I recently came back from a weekend trip to Boston where my two childhood best friends made damned sure I had a great time. And we did, so much so I’m wondering why the hell we came back. I have friends who text and call and check in with me every day, both here in Toronto and in Seattle, just to make sure I’m still breathing. Which means more to me than I can express.
And it’s not just friends from “real life”. My online friends have been great, too. If I ever doubted that online friendships were real, I don’t now. Case in point – look what came for me today, all the way from California:
|A care package! Filled with SO MUCH STUFF…|
|A notebook, for inspiration and creativity…|
|Fuzzy socks, for comfort…|
|A magnet, for laughter…|
|’80s music, for dancing and blowing off steam…|
|And soaps, hand sanitizers, sweets, chocolate, tea, and a magic wand for making wishes. Oh, and a lovely card, filled with lovely words to remind me of what’s important.|
All of this came for me today, all beautifully wrapped. A box filled with inspiration, comfort, laughter, dancing, calm, warmth, and most of all, friendship.
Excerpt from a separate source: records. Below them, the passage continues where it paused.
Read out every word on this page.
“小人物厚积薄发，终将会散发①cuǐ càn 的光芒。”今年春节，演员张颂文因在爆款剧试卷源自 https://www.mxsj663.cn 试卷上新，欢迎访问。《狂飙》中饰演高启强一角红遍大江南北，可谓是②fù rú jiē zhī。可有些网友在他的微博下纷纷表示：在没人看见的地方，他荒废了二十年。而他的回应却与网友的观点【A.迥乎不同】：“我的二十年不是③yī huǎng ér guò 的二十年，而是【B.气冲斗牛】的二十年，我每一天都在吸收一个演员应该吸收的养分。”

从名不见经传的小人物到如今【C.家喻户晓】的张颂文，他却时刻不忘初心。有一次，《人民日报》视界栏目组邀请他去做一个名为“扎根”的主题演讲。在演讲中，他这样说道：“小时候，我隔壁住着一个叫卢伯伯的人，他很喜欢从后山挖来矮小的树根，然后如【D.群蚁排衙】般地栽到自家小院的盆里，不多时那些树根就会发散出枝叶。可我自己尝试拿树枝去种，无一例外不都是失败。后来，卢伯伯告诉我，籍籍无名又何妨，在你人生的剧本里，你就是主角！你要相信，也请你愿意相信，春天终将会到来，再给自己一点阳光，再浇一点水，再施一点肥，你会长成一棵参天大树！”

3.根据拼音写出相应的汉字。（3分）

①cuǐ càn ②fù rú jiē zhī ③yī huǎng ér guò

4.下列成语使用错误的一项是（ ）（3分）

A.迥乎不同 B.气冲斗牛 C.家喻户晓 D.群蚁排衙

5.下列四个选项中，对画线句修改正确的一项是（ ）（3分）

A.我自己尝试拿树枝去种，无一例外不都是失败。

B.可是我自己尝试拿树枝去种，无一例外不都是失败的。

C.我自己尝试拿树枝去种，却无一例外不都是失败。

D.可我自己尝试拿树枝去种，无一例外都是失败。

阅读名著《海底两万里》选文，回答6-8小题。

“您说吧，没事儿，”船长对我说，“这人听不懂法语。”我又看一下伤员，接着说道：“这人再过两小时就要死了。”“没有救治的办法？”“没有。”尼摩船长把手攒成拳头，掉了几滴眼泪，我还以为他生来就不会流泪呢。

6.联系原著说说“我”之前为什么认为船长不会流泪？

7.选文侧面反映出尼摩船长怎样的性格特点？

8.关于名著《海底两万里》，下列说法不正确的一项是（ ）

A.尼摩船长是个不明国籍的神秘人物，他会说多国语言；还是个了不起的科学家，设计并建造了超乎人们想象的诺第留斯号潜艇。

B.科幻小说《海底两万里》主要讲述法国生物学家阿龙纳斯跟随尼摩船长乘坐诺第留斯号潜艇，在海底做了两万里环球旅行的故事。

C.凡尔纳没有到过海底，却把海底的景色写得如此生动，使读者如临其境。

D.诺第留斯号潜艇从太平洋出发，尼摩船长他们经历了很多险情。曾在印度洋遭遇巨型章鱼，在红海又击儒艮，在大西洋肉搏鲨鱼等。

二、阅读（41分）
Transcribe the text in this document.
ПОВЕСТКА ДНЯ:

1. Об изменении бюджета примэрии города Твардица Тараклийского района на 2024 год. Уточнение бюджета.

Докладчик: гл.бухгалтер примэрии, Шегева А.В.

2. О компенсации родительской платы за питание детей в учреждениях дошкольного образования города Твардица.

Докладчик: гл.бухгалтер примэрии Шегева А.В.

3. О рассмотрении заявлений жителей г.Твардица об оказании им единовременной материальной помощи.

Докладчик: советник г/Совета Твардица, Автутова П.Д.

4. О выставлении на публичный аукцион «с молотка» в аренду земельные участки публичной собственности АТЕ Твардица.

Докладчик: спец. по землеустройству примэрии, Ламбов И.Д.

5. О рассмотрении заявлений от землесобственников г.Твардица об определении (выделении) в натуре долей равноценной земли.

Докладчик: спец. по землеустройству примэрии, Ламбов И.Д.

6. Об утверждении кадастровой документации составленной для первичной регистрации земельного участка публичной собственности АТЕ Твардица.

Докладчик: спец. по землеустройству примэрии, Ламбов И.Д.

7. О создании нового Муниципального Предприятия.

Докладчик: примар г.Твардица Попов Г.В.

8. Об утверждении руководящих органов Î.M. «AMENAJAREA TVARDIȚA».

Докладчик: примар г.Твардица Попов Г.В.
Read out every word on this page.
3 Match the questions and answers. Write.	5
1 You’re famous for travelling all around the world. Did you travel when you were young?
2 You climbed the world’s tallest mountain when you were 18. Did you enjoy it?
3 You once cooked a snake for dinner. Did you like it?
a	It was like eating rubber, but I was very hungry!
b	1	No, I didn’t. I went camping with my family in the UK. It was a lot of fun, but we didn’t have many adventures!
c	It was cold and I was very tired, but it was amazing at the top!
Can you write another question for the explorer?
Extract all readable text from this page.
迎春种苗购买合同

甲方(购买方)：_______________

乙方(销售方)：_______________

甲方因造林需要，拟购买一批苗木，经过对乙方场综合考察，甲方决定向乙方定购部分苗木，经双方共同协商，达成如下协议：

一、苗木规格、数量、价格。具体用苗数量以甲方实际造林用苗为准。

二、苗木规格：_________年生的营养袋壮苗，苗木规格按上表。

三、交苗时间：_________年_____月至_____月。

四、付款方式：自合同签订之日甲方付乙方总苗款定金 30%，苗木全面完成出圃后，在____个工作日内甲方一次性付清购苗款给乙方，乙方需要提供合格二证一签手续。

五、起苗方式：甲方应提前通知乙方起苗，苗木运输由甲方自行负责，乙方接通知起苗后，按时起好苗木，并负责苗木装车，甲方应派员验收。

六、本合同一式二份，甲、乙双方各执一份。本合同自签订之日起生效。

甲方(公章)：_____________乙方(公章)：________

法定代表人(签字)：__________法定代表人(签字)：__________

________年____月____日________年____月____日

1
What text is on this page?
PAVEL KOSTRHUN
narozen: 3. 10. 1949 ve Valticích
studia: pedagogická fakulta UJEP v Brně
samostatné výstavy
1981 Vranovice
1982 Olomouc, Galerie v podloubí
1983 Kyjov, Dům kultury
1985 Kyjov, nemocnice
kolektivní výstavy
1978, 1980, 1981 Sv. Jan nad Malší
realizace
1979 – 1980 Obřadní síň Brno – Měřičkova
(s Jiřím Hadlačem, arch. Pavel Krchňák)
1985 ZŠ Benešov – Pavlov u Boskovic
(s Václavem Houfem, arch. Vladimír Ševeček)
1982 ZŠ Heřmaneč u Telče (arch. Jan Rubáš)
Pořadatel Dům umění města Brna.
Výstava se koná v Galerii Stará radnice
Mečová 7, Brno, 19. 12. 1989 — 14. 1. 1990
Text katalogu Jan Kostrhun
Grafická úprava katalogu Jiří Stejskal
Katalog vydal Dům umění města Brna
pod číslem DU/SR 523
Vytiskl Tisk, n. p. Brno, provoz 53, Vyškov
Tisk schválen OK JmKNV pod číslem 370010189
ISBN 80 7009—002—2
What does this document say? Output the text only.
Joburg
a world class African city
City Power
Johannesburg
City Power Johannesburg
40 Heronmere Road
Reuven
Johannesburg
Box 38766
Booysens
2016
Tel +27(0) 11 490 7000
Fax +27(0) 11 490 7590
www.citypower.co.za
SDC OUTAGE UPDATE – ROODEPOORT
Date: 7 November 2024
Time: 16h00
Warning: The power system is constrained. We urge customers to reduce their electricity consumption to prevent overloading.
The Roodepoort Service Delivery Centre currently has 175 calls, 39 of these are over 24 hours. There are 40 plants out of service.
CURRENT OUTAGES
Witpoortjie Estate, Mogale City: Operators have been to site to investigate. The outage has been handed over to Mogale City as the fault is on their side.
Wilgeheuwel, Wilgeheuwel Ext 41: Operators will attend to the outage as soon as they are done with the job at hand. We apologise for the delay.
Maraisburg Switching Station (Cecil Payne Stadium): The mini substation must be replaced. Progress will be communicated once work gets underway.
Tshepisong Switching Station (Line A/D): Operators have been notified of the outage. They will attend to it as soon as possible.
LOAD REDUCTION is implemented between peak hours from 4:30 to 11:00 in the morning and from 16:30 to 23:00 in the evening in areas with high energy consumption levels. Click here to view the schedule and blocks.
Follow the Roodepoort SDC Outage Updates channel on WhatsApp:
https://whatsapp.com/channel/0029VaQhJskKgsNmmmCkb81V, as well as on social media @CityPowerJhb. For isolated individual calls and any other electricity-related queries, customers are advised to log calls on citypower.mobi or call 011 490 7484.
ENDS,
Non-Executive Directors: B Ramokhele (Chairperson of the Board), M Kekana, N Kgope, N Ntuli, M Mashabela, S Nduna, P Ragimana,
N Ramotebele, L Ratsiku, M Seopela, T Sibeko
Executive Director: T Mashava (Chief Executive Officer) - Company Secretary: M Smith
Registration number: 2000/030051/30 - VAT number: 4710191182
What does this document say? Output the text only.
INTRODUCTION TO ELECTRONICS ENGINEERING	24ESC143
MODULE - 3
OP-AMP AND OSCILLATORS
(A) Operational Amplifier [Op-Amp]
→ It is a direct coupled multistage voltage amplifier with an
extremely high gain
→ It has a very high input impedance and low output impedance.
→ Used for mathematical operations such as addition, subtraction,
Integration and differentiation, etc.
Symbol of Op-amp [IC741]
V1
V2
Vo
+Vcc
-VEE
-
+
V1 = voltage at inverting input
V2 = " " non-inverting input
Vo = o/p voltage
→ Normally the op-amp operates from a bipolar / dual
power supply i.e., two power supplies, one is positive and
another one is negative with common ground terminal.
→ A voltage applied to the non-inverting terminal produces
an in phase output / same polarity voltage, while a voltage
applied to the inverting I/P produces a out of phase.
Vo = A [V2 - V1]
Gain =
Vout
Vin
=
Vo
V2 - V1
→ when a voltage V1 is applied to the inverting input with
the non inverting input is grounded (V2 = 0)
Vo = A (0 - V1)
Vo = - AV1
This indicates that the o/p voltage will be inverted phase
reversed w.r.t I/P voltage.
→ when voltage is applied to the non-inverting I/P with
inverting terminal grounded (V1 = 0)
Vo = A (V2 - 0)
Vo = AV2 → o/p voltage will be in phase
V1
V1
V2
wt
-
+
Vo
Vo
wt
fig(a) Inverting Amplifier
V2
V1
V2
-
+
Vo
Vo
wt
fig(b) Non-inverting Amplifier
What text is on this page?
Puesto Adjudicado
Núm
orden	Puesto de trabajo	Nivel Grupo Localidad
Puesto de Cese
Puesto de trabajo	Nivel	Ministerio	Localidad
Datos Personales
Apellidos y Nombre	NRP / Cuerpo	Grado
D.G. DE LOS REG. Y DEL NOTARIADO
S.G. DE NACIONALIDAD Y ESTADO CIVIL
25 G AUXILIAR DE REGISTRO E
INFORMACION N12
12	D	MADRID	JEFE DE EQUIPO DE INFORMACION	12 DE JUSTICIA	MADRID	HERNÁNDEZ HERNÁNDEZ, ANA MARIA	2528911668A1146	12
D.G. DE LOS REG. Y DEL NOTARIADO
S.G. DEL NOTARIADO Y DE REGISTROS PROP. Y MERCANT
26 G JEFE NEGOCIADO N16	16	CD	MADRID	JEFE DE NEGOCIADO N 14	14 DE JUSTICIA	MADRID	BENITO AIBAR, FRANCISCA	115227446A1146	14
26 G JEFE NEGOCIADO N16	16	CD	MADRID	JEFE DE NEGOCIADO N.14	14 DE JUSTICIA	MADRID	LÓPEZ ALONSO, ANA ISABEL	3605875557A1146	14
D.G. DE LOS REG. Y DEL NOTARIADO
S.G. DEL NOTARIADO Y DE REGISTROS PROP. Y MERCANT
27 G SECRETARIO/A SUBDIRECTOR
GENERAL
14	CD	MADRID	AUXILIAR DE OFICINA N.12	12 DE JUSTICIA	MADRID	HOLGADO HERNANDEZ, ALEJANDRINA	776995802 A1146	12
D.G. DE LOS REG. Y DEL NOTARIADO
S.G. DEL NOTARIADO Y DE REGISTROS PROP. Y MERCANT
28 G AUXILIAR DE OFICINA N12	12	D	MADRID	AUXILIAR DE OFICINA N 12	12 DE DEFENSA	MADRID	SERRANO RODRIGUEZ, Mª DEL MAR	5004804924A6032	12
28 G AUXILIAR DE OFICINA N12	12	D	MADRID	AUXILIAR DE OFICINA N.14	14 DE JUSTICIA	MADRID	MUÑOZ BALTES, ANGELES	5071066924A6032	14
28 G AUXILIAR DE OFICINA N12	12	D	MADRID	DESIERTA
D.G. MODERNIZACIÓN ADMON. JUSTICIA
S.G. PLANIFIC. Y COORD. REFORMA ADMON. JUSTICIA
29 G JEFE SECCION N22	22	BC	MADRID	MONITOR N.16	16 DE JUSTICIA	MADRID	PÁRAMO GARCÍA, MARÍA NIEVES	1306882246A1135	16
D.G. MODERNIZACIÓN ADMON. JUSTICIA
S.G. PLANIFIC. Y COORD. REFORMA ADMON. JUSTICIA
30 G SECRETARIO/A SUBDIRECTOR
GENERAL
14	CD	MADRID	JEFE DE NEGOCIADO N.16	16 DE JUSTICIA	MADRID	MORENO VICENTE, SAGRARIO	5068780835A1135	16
How did she know? How did she know I needed this?
But that’s the thing with friends. They often know what you need, without you having to tell them.
I love you, Jennifer Bailey.
We met online, but you are as real a friend as I could ever ask for. You are everything I’ve done right in the last two years. I hope some day we meet so I can hug the crap out of you, and tell you face-to-face how much you mean to me, and how much you will always mean to me. I am so lucky to be your friend.
Do you have a Jennie Bailey in your life? Tell me about her (or him)!